Johns Hopkins study documents medical errors are third-leading cause of death in U.S.
by
Martin Makary, MD, PhD. and Robert Gorter, MD, PhD.
Analyzing medical death rate data over an eight-year period, Johns Hopkins patient safety experts have calculated that between 240,000 and 440,000 deaths per year are due to preventable medical error in the U.S.A. alone. Thus; doctors and adjacent staff are directly responsible for these iatrogenic deaths.
Medical definition of iatrogenesis: inadvertent and preventable induction of disease or life-threatening complications by the medical treatment or procedures of a physician or surgeon.
Their figure, published May 3, 2016, in The BMJ, surpasses the U.S. Centers for Disease Control and Prevention’s third leading cause of death—respiratory disease, which kills close to 150,000 people per year.
The Johns Hopkins team says the CDC’s way of collecting national health statistics fails to classify medical errors separately on the death certificate. The researchers are advocating for updated criteria for classifying deaths on death certificates.
“Incidence rates for deaths directly attributable to medical care gone awry haven’t been recognized in any standardized method for collecting national statistics,” says Martin Makary, professor of surgery at the Johns Hopkins University School of Medicine and an authority on health reform. “The medical coding system was designed to maximize billing for physician services, not to collect national health statistics, as it is currently being used.”
In 1949, Makary says, the U.S. adopted an international form that used International Classification of Diseases billing codes to tally causes of death.
“At that time, it was under-recognized that diagnostic errors, medical mistakes, and the absence of safety nets could result in someone’s death,” says Makary, “and because of that, medical errors were unintentionally excluded from national health statistics.”
In their study, the researchers examined four separate studies that analyzed medical death rate data from 2000 to 2008. Then, using hospital admission rates from 2013, they extrapolated that based on a total of 35,416,020 hospitalizations, 251,454 deaths stemmed from a medical error, which the researchers say now translates to 9.5 percent of all deaths each year in the U.S.
Martin Makary, professor of surgery at Johns Hopkins
According to the CDC, in 2013, 611,105 people died of heart disease, 584,881 died of cancer, and 149,205 died of chronic respiratory disease—the top three causes of death in the U.S. The newly calculated figure for medical errors puts this cause of death behind cancer but ahead of respiratory disease.
“Top-ranked causes of death as reported by the CDC inform our country’s research funding and public health priorities,” Makary says. “Right now, cancer and heart disease get a ton of attention, but since medical errors don’t appear on the list, the problem doesn’t get the funding and attention it deserves.”
The researchers caution that most medical errors aren’t due to inherently bad doctors, and that reporting these errors shouldn’t be addressed by punishment or legal action. Rather, they say, most errors represent systemic problems, including poorly coordinated care, fragmented insurance networks, the absence or underuse of safety nets, and other protocols, in addition to unwarranted variation in physician practice patterns that lack accountability.

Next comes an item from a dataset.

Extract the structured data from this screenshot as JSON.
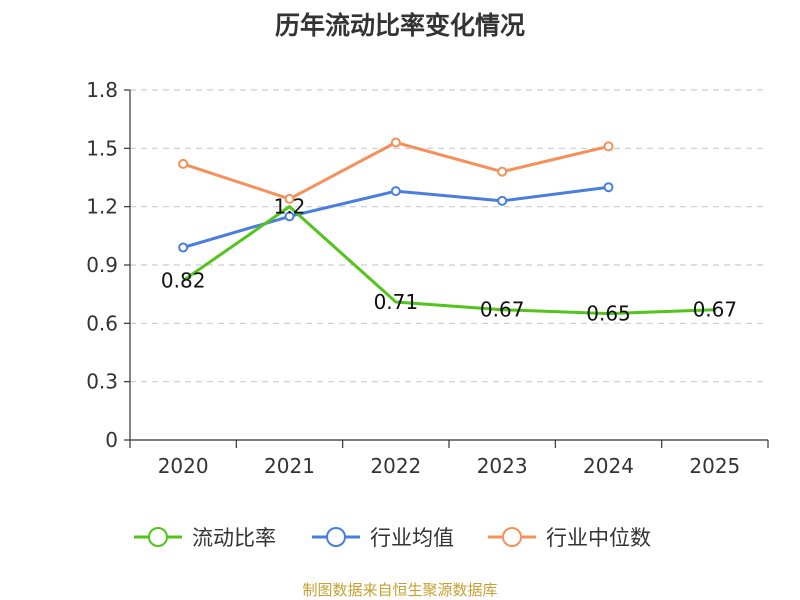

“Unwarranted variation is endemic in health care,” Makary says. “Developing consensus protocols that streamline the delivery of medicine and reduce variability can improve quality and lower costs in health care. More research on preventing medical errors from occurring is needed to address the problem.”
Robert Gorter, MD, PhD. Emeritus Professor University of California San Francisco Medical School (UCSF), etc.
Robert Gorter: This year, I am a practicing physician for 50+ years and still going strong (also academically as a clinical professor of Medicine with specializations in Oncology, Immunology and Translational Medicine) and in clinical research.
It is my observation that many colleagues have little to no knowledge of the fatal interactions medications can have leading to medical emergencies and deaths.
Another important reason is the so-called “Standard Care” where patients are considered “cases or numbers accordingly to their diagnoses” and therapies tailored to the individual needs of a patient are considered “risky.” This has to do with the sue-ready society for malpractice in the USA. If a patients dies but was treated according to “standard care” the doctor or hospital cannot be sued.